Pundits of both the left and the right shoot it out over the war’s purpose and direction. Politicians lob vicious talking points at one another like hand grenades.
The American people, meanwhile, appear to have made up their own minds. A strong antiwar sentiment was decisive in November’s election. Recent polls show a growing majority opposing the war.
The seeds of national unity exist. As a people we find common cause in our desire for a solution to this unwinnable war. More and more, we look for truth and wisdom rather than empty rhetoric from our national leaders.
Then pealed the bells more loud and deep:
"God is not dead, nor doth he sleep;
The wrong shall fail, the right prevail
With peace on earth, good will to men."
There was a time, not so long ago, when the United States was a beacon of hope to the world.

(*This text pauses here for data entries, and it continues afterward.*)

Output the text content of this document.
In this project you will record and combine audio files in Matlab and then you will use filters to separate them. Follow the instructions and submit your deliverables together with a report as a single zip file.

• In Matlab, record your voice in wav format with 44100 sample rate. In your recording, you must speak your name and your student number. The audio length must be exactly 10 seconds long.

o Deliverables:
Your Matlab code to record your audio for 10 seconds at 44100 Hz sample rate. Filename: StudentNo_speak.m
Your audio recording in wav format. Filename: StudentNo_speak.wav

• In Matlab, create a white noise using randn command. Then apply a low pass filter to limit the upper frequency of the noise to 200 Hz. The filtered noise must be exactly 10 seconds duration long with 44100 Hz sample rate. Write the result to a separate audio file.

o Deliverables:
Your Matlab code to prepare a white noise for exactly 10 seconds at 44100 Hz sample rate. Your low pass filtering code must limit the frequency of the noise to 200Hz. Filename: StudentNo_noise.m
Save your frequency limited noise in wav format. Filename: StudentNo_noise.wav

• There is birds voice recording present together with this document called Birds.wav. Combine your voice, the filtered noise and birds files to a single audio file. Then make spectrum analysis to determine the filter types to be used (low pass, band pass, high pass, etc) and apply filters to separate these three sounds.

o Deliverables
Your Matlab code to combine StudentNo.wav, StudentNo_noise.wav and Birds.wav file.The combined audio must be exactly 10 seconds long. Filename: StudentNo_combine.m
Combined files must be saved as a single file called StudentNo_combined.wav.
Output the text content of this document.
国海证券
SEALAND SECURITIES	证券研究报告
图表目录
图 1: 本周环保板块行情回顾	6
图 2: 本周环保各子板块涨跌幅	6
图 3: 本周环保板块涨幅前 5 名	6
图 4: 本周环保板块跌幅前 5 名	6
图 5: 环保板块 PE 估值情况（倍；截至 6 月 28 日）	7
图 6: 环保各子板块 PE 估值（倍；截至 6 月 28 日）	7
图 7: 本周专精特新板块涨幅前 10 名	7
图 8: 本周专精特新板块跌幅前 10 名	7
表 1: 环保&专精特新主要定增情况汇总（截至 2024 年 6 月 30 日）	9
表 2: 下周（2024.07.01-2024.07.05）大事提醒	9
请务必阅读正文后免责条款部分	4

Somehow we lost that. But we need to get back there. To do that, we need to get past our petty differences.
It cannot simply be about Democrats versus Republicans anymore. Nor can it be about Christians, Muslims, Hindus, Jews, or Buddhists. We are all human beings. Our challenge as citizens of a nation and of the world is to work together to solve problems and create a better life.
I see America beginning, just beginning, to embrace this truth anew. I see our involvement in this war eventually coming to an end, not because of any skillful diplomacy or military action by our government, but because a unified American people demand it.
I see a less arrogant America working with like-minded nations instead of going it alone.
I see America coming home to its ideals.
I see dark days coming to an end.
I see reason for hope.
Till ringing, singing on its way
The world revolved from night to day,
A voice, a chime, a chant sublime
Of peace on earth, good will to men.